计算机视觉（五）——增强现实的初步尝试（Python实现）

最新推荐文章于 2024-04-21 22:19:26 发布

Did I Miss It？

最新推荐文章于 2024-04-21 22:19:26 发布

阅读量1.2k

点赞数 1

分类专栏：计算机视觉 SIFT 文章标签： Python 增强现实

本文链接：https://blog.csdn.net/qq_43485847/article/details/89057706

版权

计算机视觉同时被 2 个专栏收录

12 篇文章 5 订阅

订阅专栏

SIFT

5 篇文章 0 订阅

订阅专栏

增强现实（AR）是一种对摄像机拍摄的影像的基础上添加图像的技术。因为是初次的尝试，就先使用图像来实现添加图像的技术。

1.以平面和标记物进行姿态估计

先从简单的实现做起。平面和标记物姿态估计可以通过图像已标记的物体，和已经标定的照相机来计算得出相机拍摄时候的姿态（相机的位移和旋转变换）
这种方法的思路如下。我们有两张不同角度拍摄的图像。首先，通过sift特征提取，RANSAC算法得到估计的单应性矩阵（关于SIFT，RANSAC和单应性矩阵，在我之前的博文有介绍）。其次，因为这个单应性矩阵是估计出来，所以代码中会对其进行验证，通过画一个正方形来判断单应性矩阵是否正确。最后，在画出正方体来看出相机的物理位置的变换。
实现代码如下：

from pylab import *
from PIL import Image

from OpenGL.GL import *
from OpenGL.GLU import *
from OpenGL.GLUT import *

# If you have PCV installed, these imports should work
from PCV.geometry import homography, camera
from PCV.localdescriptors import sift

"""
This is the augmented reality and pose estimation cube example from Section 4.3.
"""


def cube_points(c, wid):
    """ Creates a list of points for plotting
        a cube with plot. (the first 5 points are
        the bottom square, some sides repeated). """
    p = []
    # bottom
    p.append([c[0] - wid, c[1] - wid, c[2] - wid])
    p.append([c[0] - wid, c[1] + wid, c[2] - wid])
    p.append([c[0] + wid, c[1] + wid, c[2] - wid])
    p.append([c[0] + wid, c[1] - wid, c[2] - wid])
    p.append([c[0] - wid, c[1] - wid, c[2] - wid])  # same as first to close plot

    # top
    p.append([c[0] - wid, c[1] - wid, c[2] + wid])
    p.append([c[0] - wid, c[1] + wid, c[2] + wid])
    p.append([c[0] + wid, c[1] + wid, c[2] + wid])
    p.append([c[0] + wid, c[1] - wid, c[2] + wid])
    p.append([c[0] - wid, c[1] - wid, c[2] + wid])  # same as first to close plot

    # vertical sides
    p.append([c[0] - wid, c[1] - wid, c[2] + wid])
    p.append([c[0] - wid, c[1] + wid, c[2] + wid])
    p.append([c[0] - wid, c[1] + wid, c[2] - wid])
    p.append([c[0] + wid, c[1] + wid, c[2] - wid])
    p.append([c[0] + wid, c[1] + wid, c[2] + wid])
    p.append([c[0] + wid, c[1] - wid, c[2] + wid])
    p.append([c[0] + wid, c[1] - wid, c[2] - wid])

    return array(p).T


def my_calibration(sz):
    """
    Calibration function for the camera (iPhone4) used in this example.
    """
    row, col = sz
    fx = 2555 * col / 2592
    fy = 2586 * row / 1936
    K = diag([fx, fy, 1])
    K[0, 2] = 0.5 * col
    K[1, 2] = 0.5 * row
    return K


# compute features
sift.process_image('E:/Py_code/photo/Fourth/rs1.jpg', 'im0.sift')
l0, d0 = sift.read_features_from_file('im0.sift')

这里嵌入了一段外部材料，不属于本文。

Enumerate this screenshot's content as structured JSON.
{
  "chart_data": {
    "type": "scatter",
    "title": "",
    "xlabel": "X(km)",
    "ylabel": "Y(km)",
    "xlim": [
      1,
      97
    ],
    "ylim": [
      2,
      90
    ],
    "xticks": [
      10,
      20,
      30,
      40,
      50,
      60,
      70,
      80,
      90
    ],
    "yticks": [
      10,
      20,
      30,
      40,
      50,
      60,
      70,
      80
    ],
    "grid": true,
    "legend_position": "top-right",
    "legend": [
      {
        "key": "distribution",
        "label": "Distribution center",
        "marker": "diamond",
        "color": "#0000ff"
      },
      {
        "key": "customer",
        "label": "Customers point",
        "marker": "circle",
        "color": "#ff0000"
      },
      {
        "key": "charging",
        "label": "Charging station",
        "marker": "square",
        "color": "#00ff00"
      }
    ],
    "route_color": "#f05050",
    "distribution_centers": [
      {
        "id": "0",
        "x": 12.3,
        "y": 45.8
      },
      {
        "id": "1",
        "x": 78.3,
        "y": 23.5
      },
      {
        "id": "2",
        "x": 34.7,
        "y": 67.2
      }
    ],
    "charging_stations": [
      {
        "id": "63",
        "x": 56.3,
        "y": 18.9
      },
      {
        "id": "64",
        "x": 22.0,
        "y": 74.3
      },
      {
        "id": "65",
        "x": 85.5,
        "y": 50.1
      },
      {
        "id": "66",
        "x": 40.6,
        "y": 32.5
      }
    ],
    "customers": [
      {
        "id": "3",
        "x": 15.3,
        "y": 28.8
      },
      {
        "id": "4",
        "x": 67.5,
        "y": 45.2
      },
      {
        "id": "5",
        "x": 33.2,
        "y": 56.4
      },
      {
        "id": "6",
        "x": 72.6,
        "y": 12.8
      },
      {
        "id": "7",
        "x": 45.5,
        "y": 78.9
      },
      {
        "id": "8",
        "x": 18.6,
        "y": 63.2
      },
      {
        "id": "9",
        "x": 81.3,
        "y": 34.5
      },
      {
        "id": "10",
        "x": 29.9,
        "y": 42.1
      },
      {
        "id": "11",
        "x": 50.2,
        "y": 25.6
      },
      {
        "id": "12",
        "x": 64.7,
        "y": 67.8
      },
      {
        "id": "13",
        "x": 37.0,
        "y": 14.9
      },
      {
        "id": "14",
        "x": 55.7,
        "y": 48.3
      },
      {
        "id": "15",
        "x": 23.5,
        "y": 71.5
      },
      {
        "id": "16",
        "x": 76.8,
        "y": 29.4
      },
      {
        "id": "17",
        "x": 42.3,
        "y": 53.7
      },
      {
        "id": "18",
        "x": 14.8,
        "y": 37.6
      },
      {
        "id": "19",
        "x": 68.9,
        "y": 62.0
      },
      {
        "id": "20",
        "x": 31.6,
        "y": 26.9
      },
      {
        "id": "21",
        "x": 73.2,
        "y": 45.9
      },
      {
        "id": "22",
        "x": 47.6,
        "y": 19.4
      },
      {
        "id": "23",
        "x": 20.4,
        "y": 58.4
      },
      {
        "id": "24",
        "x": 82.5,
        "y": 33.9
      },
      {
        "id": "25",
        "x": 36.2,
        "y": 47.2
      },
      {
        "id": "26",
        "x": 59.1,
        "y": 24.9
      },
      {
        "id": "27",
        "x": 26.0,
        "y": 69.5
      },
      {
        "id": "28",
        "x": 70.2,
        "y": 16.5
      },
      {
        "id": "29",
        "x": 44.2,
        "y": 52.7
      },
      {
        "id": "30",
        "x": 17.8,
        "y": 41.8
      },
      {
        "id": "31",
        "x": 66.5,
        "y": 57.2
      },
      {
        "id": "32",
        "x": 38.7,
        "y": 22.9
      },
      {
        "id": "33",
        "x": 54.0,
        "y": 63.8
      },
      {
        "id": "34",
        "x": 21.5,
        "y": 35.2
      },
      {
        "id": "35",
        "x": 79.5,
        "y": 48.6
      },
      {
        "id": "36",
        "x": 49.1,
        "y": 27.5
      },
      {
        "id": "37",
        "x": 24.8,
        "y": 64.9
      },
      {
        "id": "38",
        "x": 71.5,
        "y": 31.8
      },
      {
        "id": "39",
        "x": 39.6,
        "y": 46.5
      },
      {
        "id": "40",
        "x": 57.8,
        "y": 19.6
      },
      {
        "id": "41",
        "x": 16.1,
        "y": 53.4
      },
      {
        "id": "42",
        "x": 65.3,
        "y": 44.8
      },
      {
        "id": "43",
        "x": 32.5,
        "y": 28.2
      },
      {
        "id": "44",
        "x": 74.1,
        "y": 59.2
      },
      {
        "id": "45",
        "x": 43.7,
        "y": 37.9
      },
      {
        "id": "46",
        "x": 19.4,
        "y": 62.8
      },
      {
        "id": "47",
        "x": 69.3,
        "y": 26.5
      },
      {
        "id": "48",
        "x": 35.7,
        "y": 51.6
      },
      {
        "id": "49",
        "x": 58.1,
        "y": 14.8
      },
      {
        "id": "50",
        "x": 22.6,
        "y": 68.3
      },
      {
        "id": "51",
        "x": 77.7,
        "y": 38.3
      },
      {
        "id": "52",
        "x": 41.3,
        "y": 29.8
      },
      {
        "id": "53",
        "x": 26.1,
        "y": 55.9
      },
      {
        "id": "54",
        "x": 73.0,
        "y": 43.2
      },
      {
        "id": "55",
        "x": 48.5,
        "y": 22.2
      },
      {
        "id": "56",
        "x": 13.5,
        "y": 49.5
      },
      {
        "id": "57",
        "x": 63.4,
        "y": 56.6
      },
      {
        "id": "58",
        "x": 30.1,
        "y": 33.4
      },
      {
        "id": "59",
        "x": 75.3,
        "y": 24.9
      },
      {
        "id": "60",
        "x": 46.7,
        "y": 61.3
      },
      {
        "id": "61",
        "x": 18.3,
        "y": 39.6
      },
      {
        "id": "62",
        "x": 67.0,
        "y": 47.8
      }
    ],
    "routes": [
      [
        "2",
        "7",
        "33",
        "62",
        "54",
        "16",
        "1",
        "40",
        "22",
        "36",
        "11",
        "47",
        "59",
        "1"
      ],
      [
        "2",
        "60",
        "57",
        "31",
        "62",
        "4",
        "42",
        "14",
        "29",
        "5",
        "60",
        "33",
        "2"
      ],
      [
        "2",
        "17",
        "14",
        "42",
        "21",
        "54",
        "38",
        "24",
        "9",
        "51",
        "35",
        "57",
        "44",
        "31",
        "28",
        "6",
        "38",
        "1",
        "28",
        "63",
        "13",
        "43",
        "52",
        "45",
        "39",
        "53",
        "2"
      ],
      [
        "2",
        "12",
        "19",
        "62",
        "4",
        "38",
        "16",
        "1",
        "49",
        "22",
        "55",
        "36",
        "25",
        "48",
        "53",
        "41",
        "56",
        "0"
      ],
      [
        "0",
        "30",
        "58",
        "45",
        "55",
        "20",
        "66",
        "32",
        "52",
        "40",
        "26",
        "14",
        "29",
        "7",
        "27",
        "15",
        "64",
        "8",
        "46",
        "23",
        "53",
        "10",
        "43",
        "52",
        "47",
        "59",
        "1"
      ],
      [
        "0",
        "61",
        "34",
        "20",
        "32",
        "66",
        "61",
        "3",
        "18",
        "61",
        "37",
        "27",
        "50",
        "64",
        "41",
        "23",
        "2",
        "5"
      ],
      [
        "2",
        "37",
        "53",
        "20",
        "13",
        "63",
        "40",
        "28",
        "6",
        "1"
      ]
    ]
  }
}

sift.process_image('E:/Py_code/photo/Fourth/rs2.jpg', 'im1.sift')
l1, d1 = sift.read_features_from_file('im1.sift')

# match features and estimate homography
matches = sift.match_twosided(d0, d1)
ndx = matches.nonzero()[0]
fp = homography.make_homog(l0[ndx, :2].T)
ndx2 = [int(matches[i]) for i in ndx]
tp = homography.make_homog(l1[ndx2, :2].T)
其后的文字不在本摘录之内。